Down the block from the White Horse Tavern, where a sign pays tribute to the final whiskey drunk by Dylan Thomas, there sat, until recently, another curious West Village memorial. In front of Panino Giusto, a storefront cafe at Hudson Street near Perry Street that closed last month, was a teak bench bearing a small bronze plaque. "In Memory of Chelica," it read, "Who Loved Coffee and Cigarettes."

 

"It could have been a drag queen, for all I know," said Tom Kennedy, a longtime Village resident who was indulging in Chelica's passions one day over the summer as he sat in front of the cafe. "It was someone very dramatic, in any case."

 

For other habitués, the bench was a reminder of a once-familiar face.

 

"It was for the young girl who committed suicide," said John Gonzalez, whose two pugs waited like the Queen's Guards outside the cafe's door on its last day. "Any time my dogs were here, she'd sit and play with them. Really pretty, sort of Indian-looking, long hair, always smoking cigarettes."

 

Chelica Kimerling, who took her life in early 2005 at age 20, found her daily perch here, making friends of strangers, sipping café au lait, smoking Camel Lights. A modern dancer since childhood, she was easy in her movements, and as natural with a cigarette as Bette Davis.

 

Her parents, Gammy Miller and Ken Kimerling, had moved to Greenwich Village more than 40 years ago because it was a place where jazz smoked at the Five Spot, Pete Seeger and bands of gypsies roamed the park, and antique shops waited around every odd-angled corner. Their daughter's peregrine nature seemed to belong to this earlier incarnation of the Village; a neighborhood long celebrated for its free spirits brought her countless characters and stories.

 

"Pretty much if a person gave her an opportunity to talk to them, she would," said Miyoko Brunner, a friend since grade school. "She never made you feel self-conscious or like you should be saying something.
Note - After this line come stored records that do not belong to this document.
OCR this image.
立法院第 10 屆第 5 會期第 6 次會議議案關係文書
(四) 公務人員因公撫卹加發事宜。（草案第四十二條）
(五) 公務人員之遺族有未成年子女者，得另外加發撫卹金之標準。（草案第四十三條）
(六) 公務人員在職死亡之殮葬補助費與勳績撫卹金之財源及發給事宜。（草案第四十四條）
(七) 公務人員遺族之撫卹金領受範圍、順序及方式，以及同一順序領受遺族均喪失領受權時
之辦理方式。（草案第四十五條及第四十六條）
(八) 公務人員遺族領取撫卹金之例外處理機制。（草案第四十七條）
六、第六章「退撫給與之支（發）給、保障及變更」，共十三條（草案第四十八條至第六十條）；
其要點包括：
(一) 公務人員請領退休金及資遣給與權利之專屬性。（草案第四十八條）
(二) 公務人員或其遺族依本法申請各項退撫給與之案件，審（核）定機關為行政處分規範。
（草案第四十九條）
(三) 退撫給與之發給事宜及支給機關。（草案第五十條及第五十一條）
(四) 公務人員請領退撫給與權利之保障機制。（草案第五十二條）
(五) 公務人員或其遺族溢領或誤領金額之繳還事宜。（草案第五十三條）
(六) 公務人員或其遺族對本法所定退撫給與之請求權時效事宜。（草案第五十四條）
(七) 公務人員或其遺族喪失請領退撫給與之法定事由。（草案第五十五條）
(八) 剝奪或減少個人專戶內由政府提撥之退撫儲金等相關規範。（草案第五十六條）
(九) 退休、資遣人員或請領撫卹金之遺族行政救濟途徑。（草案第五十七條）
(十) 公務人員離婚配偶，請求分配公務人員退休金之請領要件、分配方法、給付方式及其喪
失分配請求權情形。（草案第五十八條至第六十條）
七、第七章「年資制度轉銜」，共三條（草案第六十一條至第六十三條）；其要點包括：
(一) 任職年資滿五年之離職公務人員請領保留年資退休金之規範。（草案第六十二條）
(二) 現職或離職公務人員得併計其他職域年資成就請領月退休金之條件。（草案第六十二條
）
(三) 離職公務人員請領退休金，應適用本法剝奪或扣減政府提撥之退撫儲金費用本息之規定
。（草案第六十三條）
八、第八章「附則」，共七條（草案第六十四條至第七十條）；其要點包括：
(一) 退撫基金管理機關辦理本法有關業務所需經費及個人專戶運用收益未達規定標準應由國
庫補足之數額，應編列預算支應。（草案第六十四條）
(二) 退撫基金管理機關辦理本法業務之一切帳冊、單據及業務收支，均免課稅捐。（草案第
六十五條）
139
She just kind of edged you along."

 

Chelica, who for years fought depression, especially sought to befriend people with troubles of their own, among them a man whose attire has varied from women's wear to a kaffiya and Roman sandals and who often carries a boom box while engaging in violent monologues that sometimes disintegrate into curses at pedestrians.

 

When asked recently about Chelica, he launched into an obscenity-laden rant about the Iraq war, began to walk away, and then turned briefly. "She was one in a million," he said.